The Christian response to a pandemic

By Daniel J. Webster

“Though I walk through the valley of the shadow of death, I shall fear no evil.” The words of the Psalm 23 are familiar to many. Those words are being recited or sung throughout Episcopal and other Christian churches last Sunday. The readings are about the Lord or Jesus as the good shepherd.

Yet many people will be afraid to go to church. Or they will refrain from taking communion or passing the peace with a handshake because of the fear that has gripped nations because of the spread of a virus.

The collect or opening prayer at Episcopal Sunday services asks God to “grant that when we hear his voice we may know him who calls us each by name, and follow where he leads.”

Where are we led in the face of such paralyzing fear, illness or even death? We have some examples.

In 1878 Memphis, Tennessee was hit by an epidemic of yellow fever. A group of more than 100 Anglican and Catholic nuns led by Sister Constance heard the voice of God calling and felt they needed to stay in the city and care for the sick and dying. Constance and her companions are commemorated on the Episcopal Church calendar on September 9. They are known as the Martyrs of Memphis. Only two of the sisters survived.

So many people died there or fled, Memphis lost its designation as a city. It took 14 years to regain the population and its city status.

Several centuries earlier some unnamed followers of Jesus living in the Roman Empire were singled out for their unselfish response to a plague that killed millions.

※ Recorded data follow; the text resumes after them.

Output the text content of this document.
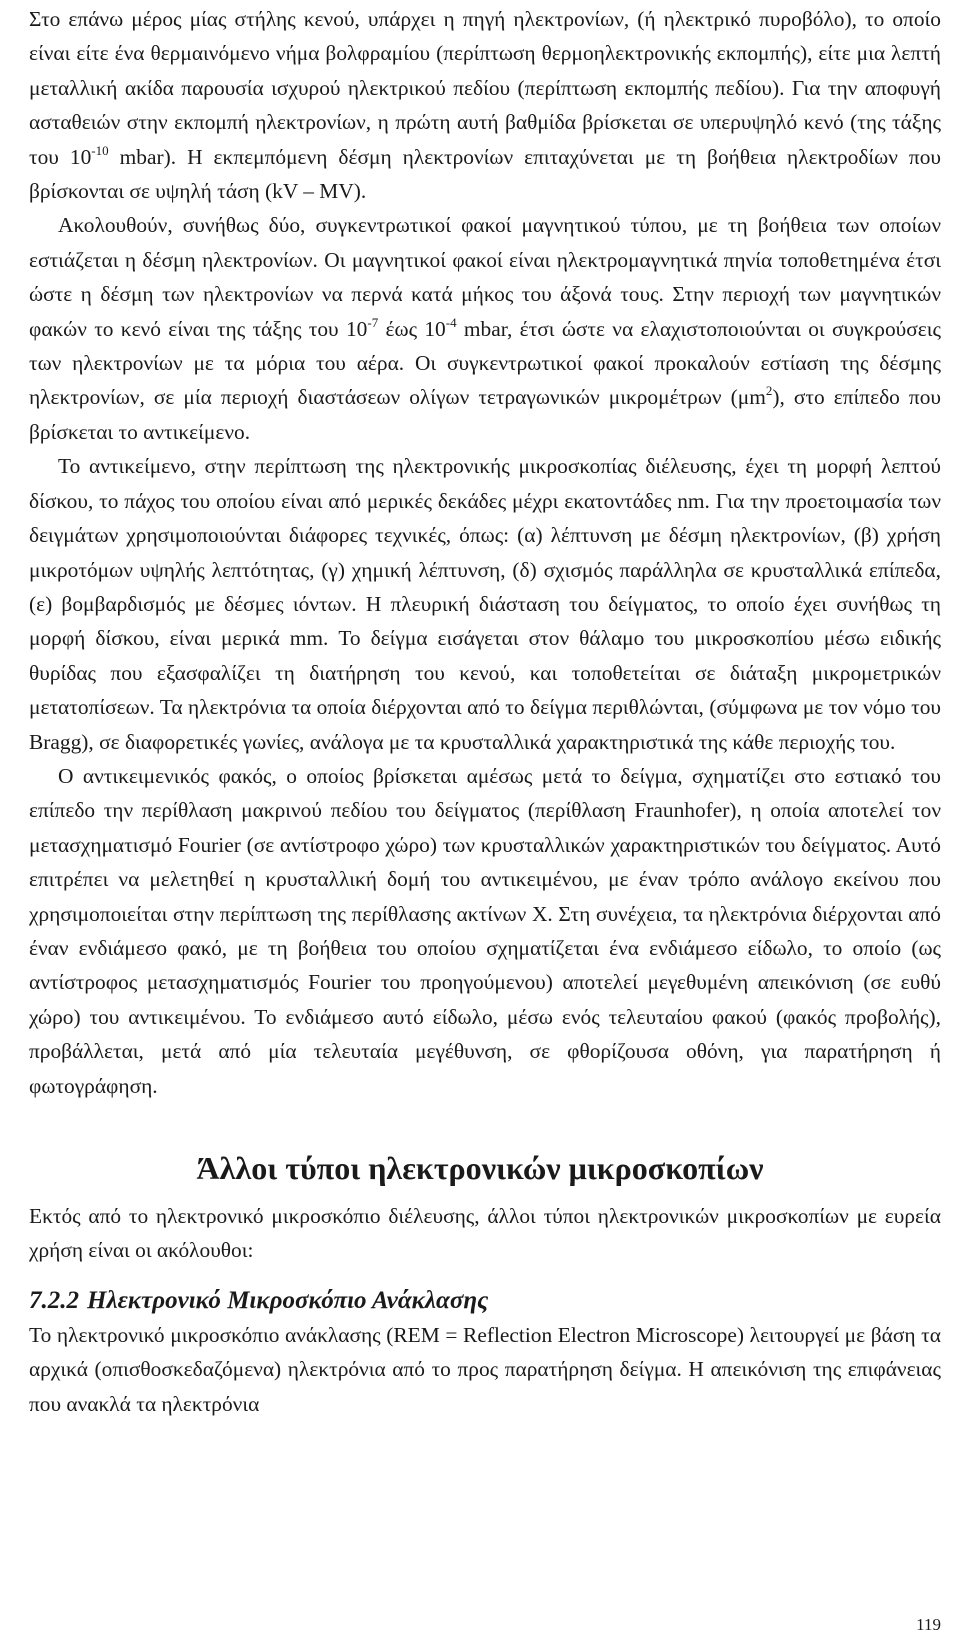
Στο επάνω μέρος μίας στήλης κενού, υπάρχει η πηγή ηλεκτρονίων, (ή ηλεκτρικό πυροβόλο), το οποίο είναι είτε ένα θερμαινόμενο νήμα βολφραμίου (περίπτωση θερμοηλεκτρονικής εκπομπής), είτε μια λεπτή μεταλλική ακίδα παρουσία ισχυρού ηλεκτρικού πεδίου (περίπτωση εκπομπής πεδίου). Για την αποφυγή ασταθειών στην εκπομπή ηλεκτρονίων, η πρώτη αυτή βαθμίδα βρίσκεται σε υπερυψηλό κενό (της τάξης του $10^{-10}$ mbar). Η εκπεμπόμενη δέσμη ηλεκτρονίων επιταχύνεται με τη βοήθεια ηλεκτροδίων που βρίσκονται σε υψηλή τάση (kV – MV).

Ακολουθούν, συνήθως δύο, συγκεντρωτικοί φακοί μαγνητικού τύπου, με τη βοήθεια των οποίων εστιάζεται η δέσμη ηλεκτρονίων. Οι μαγνητικοί φακοί είναι ηλεκτρομαγνητικά πηνία τοποθετημένα έτσι ώστε η δέσμη των ηλεκτρονίων να περνά κατά μήκος του άξονά τους. Στην περιοχή των μαγνητικών φακών το κενό είναι της τάξης του $10^{-7}$ έως $10^{-4}$ mbar, έτσι ώστε να ελαχιστοποιούνται οι συγκρούσεις των ηλεκτρονίων με τα μόρια του αέρα. Οι συγκεντρωτικοί φακοί προκαλούν εστίαση της δέσμης ηλεκτρονίων, σε μία περιοχή διαστάσεων ολίγων τετραγωνικών μικρομέτρων $(\mu m^2)$, στο επίπεδο που βρίσκεται το αντικείμενο.

Το αντικείμενο, στην περίπτωση της ηλεκτρονικής μικροσκοπίας διέλευσης, έχει τη μορφή λεπτού δίσκου, το πάχος του οποίου είναι από μερικές δεκάδες μέχρι εκατοντάδες nm. Για την προετοιμασία των δειγμάτων χρησιμοποιούνται διάφορες τεχνικές, όπως: (α) λέπτυνση με δέσμη ηλεκτρονίων, (β) χρήση μικροτόμων υψηλής λεπτότητας, (γ) χημική λέπτυνση, (δ) σχισμός παράλληλα σε κρυσταλλικά επίπεδα, (ε) βομβαρδισμός με δέσμες ιόντων. Η πλευρική διάσταση του δείγματος, το οποίο έχει συνήθως τη μορφή δίσκου, είναι μερικά mm. Το δείγμα εισάγεται στον θάλαμο του μικροσκοπίου μέσω ειδικής θυρίδας που εξασφαλίζει τη διατήρηση του κενού, και τοποθετείται σε διάταξη μικρομετρικών μετατοπίσεων. Τα ηλεκτρόνια τα οποία διέρχονται από το δείγμα περιθλώνται, (σύμφωνα με τον νόμο του Bragg), σε διαφορετικές γωνίες, ανάλογα με τα κρυσταλλικά χαρακτηριστικά της κάθε περιοχής του.

Ο αντικειμενικός φακός, ο οποίος βρίσκεται αμέσως μετά το δείγμα, σχηματίζει στο εστιακό του επίπεδο την περίθλαση μακρινού πεδίου του δείγματος (περίθλαση Fraunhofer), η οποία αποτελεί τον μετασχηματισμό Fourier (σε αντίστροφο χώρο) των κρυσταλλικών χαρακτηριστικών του δείγματος. Αυτό επιτρέπει να μελετηθεί η κρυσταλλική δομή του αντικειμένου, με έναν τρόπο ανάλογο εκείνου που χρησιμοποιείται στην περίπτωση της περίθλασης ακτίνων X. Στη συνέχεια, τα ηλεκτρόνια διέρχονται από έναν ενδιάμεσο φακό, με τη βοήθεια του οποίου σχηματίζεται ένα ενδιάμεσο είδωλο, το οποίο (ως αντίστροφος μετασχηματισμός Fourier του προηγούμενου) αποτελεί μεγεθυμένη απεικόνιση (σε ευθύ χώρο) του αντικειμένου. Το ενδιάμεσο αυτό είδωλο, μέσω ενός τελευταίου φακού (φακός προβολής), προβάλλεται, μετά από μία τελευταία μεγέθυνση, σε φθορίζουσα οθόνη, για παρατήρηση ή φωτογράφηση.

Άλλοι τύποι ηλεκτρονικών μικροσκοπίων

Εκτός από το ηλεκτρονικό μικροσκόπιο διέλευσης, άλλοι τύποι ηλεκτρονικών μικροσκοπίων με ευρεία χρήση είναι οι ακόλουθοι:

7.2.2 Ηλεκτρονικό Μικροσκόπιο Ανάκλασης

Το ηλεκτρονικό μικροσκόπιο ανάκλασης (REM = Reflection Electron Microscope) λειτουργεί με βάση τα αρχικά (οπισθοσκεδαζόμενα) ηλεκτρόνια από το προς παρατήρηση δείγμα. Η απεικόνιση της επιφάνειας που ανακλά τα ηλεκτρόνια

119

It was 160 C.E. Roman troops returning from the Near East brought with them an illness never seen before by Galen, the emperor’s physician. The disease spread from Greece to Rome to Gaul. Some medical historians believe 2,000 a day died in Rome. As many as a third of the population in some regions were killed. Total deaths in the 15 years that the plague rocked the empire have been put at 5 million.

Galen was among the many who fled to the countryside. But in his notes about the plague he had some interesting observations about one group of people. The followers of Jesus heard a call to heal or at least alleviate suffering. Many did not flee the cities but felt called to stay.

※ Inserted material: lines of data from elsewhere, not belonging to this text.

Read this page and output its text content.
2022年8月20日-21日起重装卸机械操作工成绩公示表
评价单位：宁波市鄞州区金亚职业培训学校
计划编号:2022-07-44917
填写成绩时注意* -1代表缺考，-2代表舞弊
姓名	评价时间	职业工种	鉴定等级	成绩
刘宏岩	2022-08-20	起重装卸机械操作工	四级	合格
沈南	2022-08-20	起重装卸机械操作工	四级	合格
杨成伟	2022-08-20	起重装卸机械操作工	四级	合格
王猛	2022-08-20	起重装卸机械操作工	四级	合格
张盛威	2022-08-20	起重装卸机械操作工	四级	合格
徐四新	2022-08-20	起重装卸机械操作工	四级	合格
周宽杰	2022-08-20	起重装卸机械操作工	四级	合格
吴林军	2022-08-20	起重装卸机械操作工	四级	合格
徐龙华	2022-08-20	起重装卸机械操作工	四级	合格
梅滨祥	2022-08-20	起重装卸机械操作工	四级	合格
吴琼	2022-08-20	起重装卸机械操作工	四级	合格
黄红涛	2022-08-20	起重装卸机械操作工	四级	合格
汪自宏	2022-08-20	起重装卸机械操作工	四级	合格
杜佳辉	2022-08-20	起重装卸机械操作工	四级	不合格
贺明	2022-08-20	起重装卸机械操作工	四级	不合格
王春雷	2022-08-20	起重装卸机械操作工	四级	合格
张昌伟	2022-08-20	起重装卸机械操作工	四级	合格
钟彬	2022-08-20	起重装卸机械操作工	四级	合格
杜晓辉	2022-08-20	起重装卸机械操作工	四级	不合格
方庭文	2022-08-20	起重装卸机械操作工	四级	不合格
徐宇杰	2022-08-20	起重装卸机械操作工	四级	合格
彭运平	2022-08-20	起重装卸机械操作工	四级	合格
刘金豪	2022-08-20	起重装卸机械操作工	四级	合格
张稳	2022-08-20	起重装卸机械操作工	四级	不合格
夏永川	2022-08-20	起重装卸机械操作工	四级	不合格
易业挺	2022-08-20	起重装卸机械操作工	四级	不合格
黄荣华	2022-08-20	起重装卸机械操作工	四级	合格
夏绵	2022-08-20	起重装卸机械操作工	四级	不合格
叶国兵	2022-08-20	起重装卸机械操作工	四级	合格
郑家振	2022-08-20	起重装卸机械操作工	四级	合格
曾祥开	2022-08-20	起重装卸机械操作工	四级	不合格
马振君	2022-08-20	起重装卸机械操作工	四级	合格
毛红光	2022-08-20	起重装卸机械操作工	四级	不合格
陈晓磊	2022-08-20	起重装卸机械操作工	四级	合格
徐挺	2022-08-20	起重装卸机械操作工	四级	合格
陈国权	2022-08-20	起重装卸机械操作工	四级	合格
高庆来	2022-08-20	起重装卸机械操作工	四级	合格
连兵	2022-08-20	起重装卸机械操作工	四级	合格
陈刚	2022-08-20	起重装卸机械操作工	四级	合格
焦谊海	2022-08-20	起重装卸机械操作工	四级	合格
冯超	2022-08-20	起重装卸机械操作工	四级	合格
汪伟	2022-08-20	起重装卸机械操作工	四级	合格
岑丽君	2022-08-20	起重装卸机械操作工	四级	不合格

“[For] the people called Christians . . . contempt of death is obvious to us every day . . . They also include people who, in self-discipline . . . in matters of food and drink, and in their keen pursuit of justice, have attained a level not inferior to that of genuine philosophers,” as quoted in Elaine Pagels’ book Beyond Belief (Vintage, 2007).

Galen did live to write about it. Many of the unnamed followers of Jesus did not. There are those who even today will say Galen was smart to flee, to live another day. But there are those who see their baptism in Christ as dying with Christ and living into a new life. That life can also lead to the death of the body.

But if we hear the voice of the shepherd calling us, assuring us, that death cannot kill us just like it did not kill Jesus, then our answer will be to heal, alleviate suffering, calm the fears, comfort the anxious.

We are an Easter people. We live in the light of the resurrection. We are the Body of Christ witnessing to that resurrection every day. Nothing can kill that.

The Rev. Canon Daniel J. Webster is canon for congregational development in the Diocese of New York and Vicar of St. Francis of Assisi Church in Montgomery, New York.